Maud Casey dedicates her new novel to “my fellow incurables.” The three words boldly expose, upfront, the book’s deepest truth in its claim of unity with women labeled “hysterical,” wrong to be filled with so much desire, so hyperactive they must be crazy or disturbed, worse, mentally ill, a gender misunderstood. I think of the young woman driven mad in Charlotte Perkins Gilman’s 1892 short story The Yellow Wallpaper and Britney Spears public breakdowns a century later. Let us not overlook the cause.

Delve into the book, and you’ll enter Paris’s Salpêtrière hospital, a vast enclave of a city within a city, including a market, laundry, bakery, school, library, and post office.

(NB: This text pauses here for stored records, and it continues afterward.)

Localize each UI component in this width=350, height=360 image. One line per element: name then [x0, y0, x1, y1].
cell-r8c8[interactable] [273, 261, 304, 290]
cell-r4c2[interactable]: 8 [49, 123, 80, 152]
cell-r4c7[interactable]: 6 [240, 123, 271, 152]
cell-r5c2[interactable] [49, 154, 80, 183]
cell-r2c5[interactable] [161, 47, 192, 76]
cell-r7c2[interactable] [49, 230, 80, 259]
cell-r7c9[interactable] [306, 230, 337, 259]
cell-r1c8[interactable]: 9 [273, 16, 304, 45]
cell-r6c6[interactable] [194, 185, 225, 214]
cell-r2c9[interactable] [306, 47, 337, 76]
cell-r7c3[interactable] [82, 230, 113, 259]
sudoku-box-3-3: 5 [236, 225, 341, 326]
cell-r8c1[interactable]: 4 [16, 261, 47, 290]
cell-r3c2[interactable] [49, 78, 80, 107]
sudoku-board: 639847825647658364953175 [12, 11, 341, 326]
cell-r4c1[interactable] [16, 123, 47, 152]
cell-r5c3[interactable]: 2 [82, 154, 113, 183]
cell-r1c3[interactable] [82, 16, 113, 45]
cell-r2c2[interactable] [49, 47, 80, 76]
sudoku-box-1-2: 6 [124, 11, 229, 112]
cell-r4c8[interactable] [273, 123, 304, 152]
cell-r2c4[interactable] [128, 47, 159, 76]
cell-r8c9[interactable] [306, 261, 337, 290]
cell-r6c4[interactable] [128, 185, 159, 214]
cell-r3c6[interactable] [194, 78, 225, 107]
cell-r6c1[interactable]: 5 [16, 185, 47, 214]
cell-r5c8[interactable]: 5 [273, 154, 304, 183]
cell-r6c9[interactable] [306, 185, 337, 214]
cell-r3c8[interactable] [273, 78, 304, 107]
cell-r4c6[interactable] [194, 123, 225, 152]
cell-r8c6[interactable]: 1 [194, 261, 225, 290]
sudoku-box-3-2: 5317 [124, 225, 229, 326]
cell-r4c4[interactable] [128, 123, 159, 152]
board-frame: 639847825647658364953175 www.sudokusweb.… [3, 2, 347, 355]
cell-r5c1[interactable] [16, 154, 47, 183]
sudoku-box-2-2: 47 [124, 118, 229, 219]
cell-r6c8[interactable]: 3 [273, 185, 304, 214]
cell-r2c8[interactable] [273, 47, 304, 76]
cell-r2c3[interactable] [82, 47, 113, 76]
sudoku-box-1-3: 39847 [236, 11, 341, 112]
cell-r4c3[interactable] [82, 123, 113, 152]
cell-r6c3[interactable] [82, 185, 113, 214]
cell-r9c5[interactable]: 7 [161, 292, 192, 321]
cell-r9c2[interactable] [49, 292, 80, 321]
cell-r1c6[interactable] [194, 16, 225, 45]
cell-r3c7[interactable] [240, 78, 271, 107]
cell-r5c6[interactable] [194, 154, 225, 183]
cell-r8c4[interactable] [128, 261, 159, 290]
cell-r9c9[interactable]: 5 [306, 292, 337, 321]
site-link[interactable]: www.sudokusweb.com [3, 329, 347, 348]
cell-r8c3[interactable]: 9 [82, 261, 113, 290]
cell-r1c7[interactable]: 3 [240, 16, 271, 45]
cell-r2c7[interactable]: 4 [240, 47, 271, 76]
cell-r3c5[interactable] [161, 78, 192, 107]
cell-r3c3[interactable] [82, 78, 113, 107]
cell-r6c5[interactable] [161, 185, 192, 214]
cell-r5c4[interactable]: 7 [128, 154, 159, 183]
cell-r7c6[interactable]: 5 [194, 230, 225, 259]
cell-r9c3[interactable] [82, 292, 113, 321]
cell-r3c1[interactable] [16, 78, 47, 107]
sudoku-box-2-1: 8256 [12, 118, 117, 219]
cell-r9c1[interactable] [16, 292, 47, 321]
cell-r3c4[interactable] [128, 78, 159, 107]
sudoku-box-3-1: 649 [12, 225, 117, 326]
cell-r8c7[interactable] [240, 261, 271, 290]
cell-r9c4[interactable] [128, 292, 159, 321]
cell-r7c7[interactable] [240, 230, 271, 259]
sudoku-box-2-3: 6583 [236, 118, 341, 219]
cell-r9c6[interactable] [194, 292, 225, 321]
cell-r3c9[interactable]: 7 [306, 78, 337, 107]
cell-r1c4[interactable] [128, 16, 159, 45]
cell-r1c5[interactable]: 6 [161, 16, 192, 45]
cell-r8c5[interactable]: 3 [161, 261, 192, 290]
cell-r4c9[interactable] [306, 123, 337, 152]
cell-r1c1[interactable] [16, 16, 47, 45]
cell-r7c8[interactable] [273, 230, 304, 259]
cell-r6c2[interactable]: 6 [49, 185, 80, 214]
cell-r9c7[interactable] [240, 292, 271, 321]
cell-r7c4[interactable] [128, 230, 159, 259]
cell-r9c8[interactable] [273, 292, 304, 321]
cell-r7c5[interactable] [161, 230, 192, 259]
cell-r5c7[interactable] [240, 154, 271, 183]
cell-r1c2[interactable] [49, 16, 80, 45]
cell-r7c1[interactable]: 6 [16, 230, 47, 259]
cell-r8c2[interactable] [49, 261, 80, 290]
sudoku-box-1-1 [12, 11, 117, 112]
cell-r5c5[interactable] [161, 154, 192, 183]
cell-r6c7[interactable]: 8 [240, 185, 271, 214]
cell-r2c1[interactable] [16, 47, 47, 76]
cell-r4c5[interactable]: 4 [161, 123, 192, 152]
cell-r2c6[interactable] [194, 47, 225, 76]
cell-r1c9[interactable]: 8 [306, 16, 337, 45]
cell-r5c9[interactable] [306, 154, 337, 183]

Inside the psychiatric compound, female patients were treated by the renowned 19th century neurologist Jean-Martin Charcot, who invented the diagnosis “hysteria”. They performed their symptoms — or what Maud Casey terms “the language of our pain” — in an amphitheater where Charcot photographed the “shapes that spell hysteria,” which include “amorous supplications, eroticism, ecstasy, hallucinations, crucifixion, mockery, menace, the cry, etc.”
Charcot is long dead, his theories derided, we are told by our storyteller that is a collective consciousness, the hospital’s ghosts speaking with a calm, all-knowing divinity. They give the pulled-back vision, what brings us to a discerning sigh of the obvious. “There were so many ways we didn’t make sense,” they say, and how could they? Before their confinement to Charcot’s wards, these hysterics were orphans or born into impoverished families and fated to work in factories or as seamstresses and domestic servants. Vulnerable and taken advantage of by other women’s husbands, starved and maltreated by factory foremen, sexually used and abused and discarded, they lost their minds. Who wouldn’t throw a fit?
We hoped to be faithful not fallen. Who sets out to be fallen? None of us wanted to fall, but then we were falling.
So much is attractive in City of Incurable Women, an evocative blend of fiction and nonfiction spirited with emotional power and historic significance. Casey creatively illustrates her connected essays with archival material from Salpêtrière, including patient photos and medical documents, creating a uniquely envisioned, impressionistic experience, one of artistic sensory power, whereby we get it, the reality and the tragedy and the futility and the misguided male doctors who used the women as specimens for their clinical studies.

Showcased are the stories of Augustine, Marie, and Geneviève: Augustine, one of the doctor’s best girls, performed for the camera unashamed, all the various stages of hysteria, holding the poses for as long as needed; Marie an epileptic once apprenticed to a furrier, she like Augustine embraced the photographic swoon; and Geneviève, a girl with braids, pretty bows tied at their ends, and a forlorn expression who made a pilgrimage to visit a stigmatic girl but was turned away by the curate for lack of a church letter and the smell of beer on her breath.
You weren’t drunk, you’d protested in that tavern a town or four back. They suspected every word out of your mouth – hello, nice weather, I love you – sounded like protest. Whether you’re drunk or not isn’t the point, said the man who threw you out. You wanted to know what was the point. You really, really wanted to know, you said. A woman alone, he began, but did not finish. These men explaining things to you had started to sound alike.
I love this small book, its alluring assemblage of visuals and the poignant often piercing prose. It invites itself to be kept close, put in a purse or satchel for browsing in an idle moment after the once-through reading, so much to hear from the ghostly hysterics: “We were saints. We were witches. We were burned at the stake. We are on fire still.” Maude Casey has written a triumphant homage to the women of Paris’s Salpêtrière asylum, and her fellow incurables everywhere.